Je ne pensais pas que c’était possible en 2022 d’avoir des températures aussi anormalement élevées.Gaétan Heymes, météorologue à Météo-France 

La communauté scientifique elle-même ne pensait pas une telle vague de chaleur possible dans la partie est de l'Antarctique. « C’est totalement anormal et choquant. J’ai découvert l’événement jeudi 17 avril, avant qu’il n’atteigne son maximum et j’ai été vraiment surpris par son ampleur. Je ne pensais pas que c’était possible en 2022 d’avoir des températures aussi anormalement élevées » confie le météorologue à Météo-France Gaétan Heymes.

À quoi ce phénomène est-il dû ? 

Les conséquences d'une rivière atmosphérique 

La vague de chaleur qui a touché un tiers du continent blanc est due à un phénomène météorologique bien connu, une rivière atmosphérique. Ces "corridors" ou tapis roulants se forment sur les premiers 8.000 mètres de l'atmosphère, où l'air est extrêmement riche en vapeur d'eau.

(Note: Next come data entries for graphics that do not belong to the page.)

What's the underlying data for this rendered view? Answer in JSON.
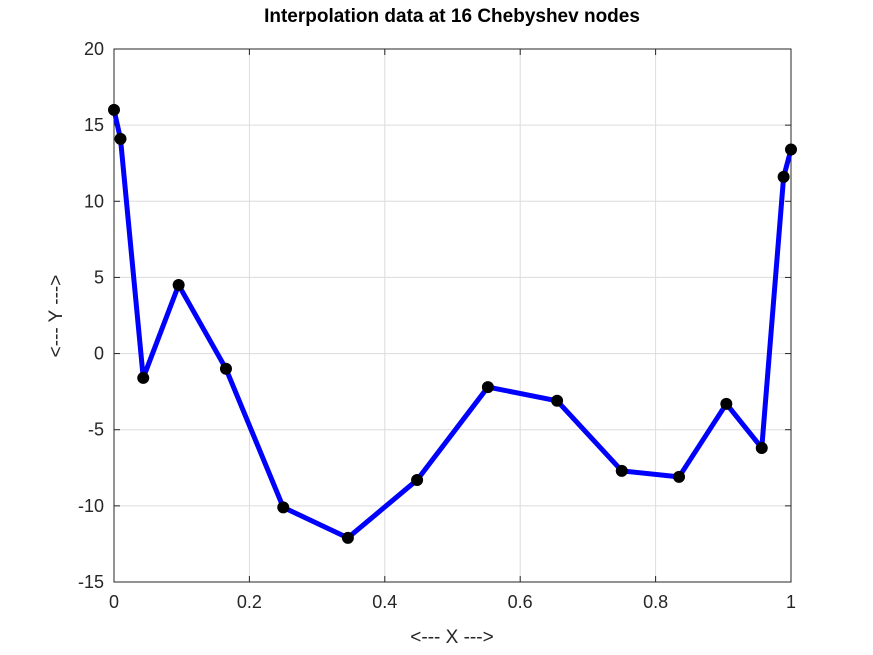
{
  "chart_data": {
    "type": "line",
    "title": "Interpolation data at 16 Chebyshev nodes",
    "xlabel": "<--- X --->",
    "ylabel": "<--- Y --->",
    "xlim": [
      0,
      1
    ],
    "ylim": [
      -15,
      20
    ],
    "xticks": [
      0,
      0.2,
      0.4,
      0.6,
      0.8,
      1
    ],
    "xtick_labels": [
      "0",
      "0.2",
      "0.4",
      "0.6",
      "0.8",
      "1"
    ],
    "yticks": [
      -15,
      -10,
      -5,
      0,
      5,
      10,
      15,
      20
    ],
    "ytick_labels": [
      "-15",
      "-10",
      "-5",
      "0",
      "5",
      "10",
      "15",
      "20"
    ],
    "grid": true,
    "line_color": "#0000ff",
    "marker_color": "#000000",
    "series": [
      {
        "x": [
          0.0,
          0.0096,
          0.0432,
          0.0955,
          0.1654,
          0.25,
          0.3455,
          0.4477,
          0.5523,
          0.6545,
          0.75,
          0.8346,
          0.9045,
          0.9568,
          0.9891,
          1.0
        ],
        "y": [
          16.0,
          14.1,
          -1.6,
          4.5,
          -1.0,
          -10.1,
          -12.1,
          -8.3,
          -2.2,
          -3.1,
          -7.7,
          -8.1,
          -3.3,
          -6.2,
          11.6,
          13.4
        ]
      }
    ]
  }
}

Chargé de cette eau sous forme gazeuse, le phénomène météorologique poussé par le vent a traversé l'océan austral depuis la Nouvelle Zélande et l'Australie jusqu'à aller toucher l'Antarctique. Le mot "rivière" est utilisé pour exprimer l'idée de mouvement et de flux. 
 

"C’est un terme inventé aux États-Unis sur la côte ouest, où le phénomène est fréquent. Il existe partout sur terre et surtout dans les régions polaires. Il existait avant que le climat ne change", explique Gaétan Heymes. 

En décembre 2021, les effets d'une rivière atmosphérique ont par exemple pu être observés dans les Pyrénnées, avec de conséquentes chutes de neige et des précipitations. 

Cela a également été l'un des effets observés en Antarctique la semaine passée. Des épisodes pluvieux et neigeux très importants sur une surface importante on été observés pendant plusieurs jours.  "La rivière atmosphérique n'engrange pas seulement une hausse des températures. Elle contribue à augmenter temporairement le bilan de masse sur le continent (ndlr : la neige tombée augmente temporairement le bilan de masse) et produit des épisodes de fonte sur le littoral. C’est vraiment atypique que cela se produise à cette période de l’année, d’habitude, cela se produit plutôt en décembre ou en janvier", explique le météorologue. 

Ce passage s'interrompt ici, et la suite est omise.